「視覚障害者の投票に当たって求められる合理的配慮」

番組担当の塚本です。

昨日は「日本視覚障害者団体連合」が公表している「視覚障害者に対する差別・困りごと事例集」を紹介しましたが、この中に「視覚障害者の投票に当たって求められる合理的配慮は何か」について記されていましたので、本日はその内容を紹介します。

2月8日に投票が行われた衆議院選挙の投票では、急に決まった選挙で選挙管理委員会の準備が整わないなどの理由で、視覚障害者の投票に様々な支障が出たことが報告されています。
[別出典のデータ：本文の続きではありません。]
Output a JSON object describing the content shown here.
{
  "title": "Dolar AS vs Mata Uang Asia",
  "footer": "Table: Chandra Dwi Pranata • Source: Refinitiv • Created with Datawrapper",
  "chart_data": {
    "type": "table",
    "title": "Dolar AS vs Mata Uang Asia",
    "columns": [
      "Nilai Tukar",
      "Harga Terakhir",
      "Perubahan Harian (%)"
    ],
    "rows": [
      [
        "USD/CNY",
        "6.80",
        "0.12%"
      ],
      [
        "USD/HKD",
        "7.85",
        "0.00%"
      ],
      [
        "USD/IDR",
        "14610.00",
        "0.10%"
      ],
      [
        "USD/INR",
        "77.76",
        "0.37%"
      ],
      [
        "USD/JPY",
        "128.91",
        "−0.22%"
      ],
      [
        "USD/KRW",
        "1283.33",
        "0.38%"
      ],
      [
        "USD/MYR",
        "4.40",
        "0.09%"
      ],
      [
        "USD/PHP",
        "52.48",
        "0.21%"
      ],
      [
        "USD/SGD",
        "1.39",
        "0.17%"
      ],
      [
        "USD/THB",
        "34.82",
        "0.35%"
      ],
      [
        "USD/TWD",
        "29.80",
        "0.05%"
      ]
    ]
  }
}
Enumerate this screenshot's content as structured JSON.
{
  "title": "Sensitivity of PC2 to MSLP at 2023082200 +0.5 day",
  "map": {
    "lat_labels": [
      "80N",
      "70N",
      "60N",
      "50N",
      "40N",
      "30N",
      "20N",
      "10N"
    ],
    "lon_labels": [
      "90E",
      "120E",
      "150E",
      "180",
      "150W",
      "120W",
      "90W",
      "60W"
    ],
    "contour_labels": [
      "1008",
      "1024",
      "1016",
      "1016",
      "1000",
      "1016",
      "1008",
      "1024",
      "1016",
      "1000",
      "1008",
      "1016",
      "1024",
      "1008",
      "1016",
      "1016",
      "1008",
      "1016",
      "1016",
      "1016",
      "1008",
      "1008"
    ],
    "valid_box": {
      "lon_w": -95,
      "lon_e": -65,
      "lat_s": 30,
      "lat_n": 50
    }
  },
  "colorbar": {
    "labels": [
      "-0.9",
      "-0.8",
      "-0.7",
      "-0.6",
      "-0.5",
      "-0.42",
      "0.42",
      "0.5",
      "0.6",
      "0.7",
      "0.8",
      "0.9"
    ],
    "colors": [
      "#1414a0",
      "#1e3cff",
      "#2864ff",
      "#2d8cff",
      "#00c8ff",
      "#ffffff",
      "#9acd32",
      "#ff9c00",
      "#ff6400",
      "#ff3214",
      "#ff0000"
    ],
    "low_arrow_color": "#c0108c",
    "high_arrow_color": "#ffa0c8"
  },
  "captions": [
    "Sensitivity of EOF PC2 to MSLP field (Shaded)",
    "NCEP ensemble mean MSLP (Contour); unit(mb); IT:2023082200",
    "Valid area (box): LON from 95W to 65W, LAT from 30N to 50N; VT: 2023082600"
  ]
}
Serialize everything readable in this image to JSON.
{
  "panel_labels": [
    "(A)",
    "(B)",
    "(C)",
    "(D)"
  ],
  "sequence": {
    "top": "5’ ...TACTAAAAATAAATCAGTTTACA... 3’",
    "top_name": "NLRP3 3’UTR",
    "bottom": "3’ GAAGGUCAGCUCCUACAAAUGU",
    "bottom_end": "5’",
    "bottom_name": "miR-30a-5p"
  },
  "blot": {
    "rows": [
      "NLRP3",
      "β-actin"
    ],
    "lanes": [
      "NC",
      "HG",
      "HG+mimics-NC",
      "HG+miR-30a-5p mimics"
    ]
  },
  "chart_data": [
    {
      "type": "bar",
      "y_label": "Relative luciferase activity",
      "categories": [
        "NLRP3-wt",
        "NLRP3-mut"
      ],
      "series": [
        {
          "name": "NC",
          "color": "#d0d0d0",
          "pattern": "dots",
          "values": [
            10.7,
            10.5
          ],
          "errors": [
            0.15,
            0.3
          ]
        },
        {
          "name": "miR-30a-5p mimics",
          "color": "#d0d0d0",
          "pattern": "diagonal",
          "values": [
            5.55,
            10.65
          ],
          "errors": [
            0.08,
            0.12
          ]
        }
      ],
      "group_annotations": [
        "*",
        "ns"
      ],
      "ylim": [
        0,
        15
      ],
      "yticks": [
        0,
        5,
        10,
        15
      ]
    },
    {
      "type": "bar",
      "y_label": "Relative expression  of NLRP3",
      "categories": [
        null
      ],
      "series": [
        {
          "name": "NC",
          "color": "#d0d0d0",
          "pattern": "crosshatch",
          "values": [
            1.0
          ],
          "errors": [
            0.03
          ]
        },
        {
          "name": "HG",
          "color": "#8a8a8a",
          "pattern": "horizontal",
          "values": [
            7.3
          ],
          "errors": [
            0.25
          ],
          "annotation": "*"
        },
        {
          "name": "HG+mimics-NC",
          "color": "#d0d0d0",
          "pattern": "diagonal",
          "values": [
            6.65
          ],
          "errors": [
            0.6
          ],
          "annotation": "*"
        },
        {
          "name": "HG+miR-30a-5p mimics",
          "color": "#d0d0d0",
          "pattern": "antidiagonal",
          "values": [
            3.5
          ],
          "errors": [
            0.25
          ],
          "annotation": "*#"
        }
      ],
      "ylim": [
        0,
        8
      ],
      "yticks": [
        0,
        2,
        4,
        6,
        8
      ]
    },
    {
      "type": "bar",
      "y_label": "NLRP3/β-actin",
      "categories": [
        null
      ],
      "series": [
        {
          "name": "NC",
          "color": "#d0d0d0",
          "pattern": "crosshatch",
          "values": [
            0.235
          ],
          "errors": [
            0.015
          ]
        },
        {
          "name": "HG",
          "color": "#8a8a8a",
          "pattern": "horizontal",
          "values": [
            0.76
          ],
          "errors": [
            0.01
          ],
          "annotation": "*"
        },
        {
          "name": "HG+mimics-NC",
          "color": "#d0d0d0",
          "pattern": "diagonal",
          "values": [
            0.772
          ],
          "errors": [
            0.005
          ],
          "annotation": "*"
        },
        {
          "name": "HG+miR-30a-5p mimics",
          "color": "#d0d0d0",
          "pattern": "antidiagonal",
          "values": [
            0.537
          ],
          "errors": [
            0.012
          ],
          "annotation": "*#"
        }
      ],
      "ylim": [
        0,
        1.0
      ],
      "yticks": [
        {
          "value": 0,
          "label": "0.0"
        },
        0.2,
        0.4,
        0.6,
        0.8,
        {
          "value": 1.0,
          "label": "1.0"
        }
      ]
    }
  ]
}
この事例集では、選挙で一般的に起こりがちな困りごとの事例が三項目記されています。

一つ目は、郵送で届く選挙の投票券に点字が付記されていないために、他の郵便物との区別がつかず、判別できないという問題です。

現状では、選挙の投票券に点字が付記されているケースはまだまだ少なく、投票券の入った封筒には必ず点字を付ける必要があると指摘されています。

二つ目は、投票所に点字器が用意されておらず、円滑な投票が出来ないというケースです。これも各選挙管理員会は事前に必ず点字器を用意するべきものと指摘されています。

三つ目は、盲ろう者が通訳介助者と一緒に投票所に行ったところ、通訳介助者に手伝ってもらうことを断られるケースです。

これについては、盲ろう者が投票するためには通訳介助者の支援が必須であり、投票所の運営マニュアルに通訳介助者が支援する旨を盛り込む必要があると指摘されています。

こうした困りごとの事例は、視覚障害当事者がその都度、声を上げなければならない問題で、そうした当事者の声によって合理的配慮の中味が充実していくことにつながります。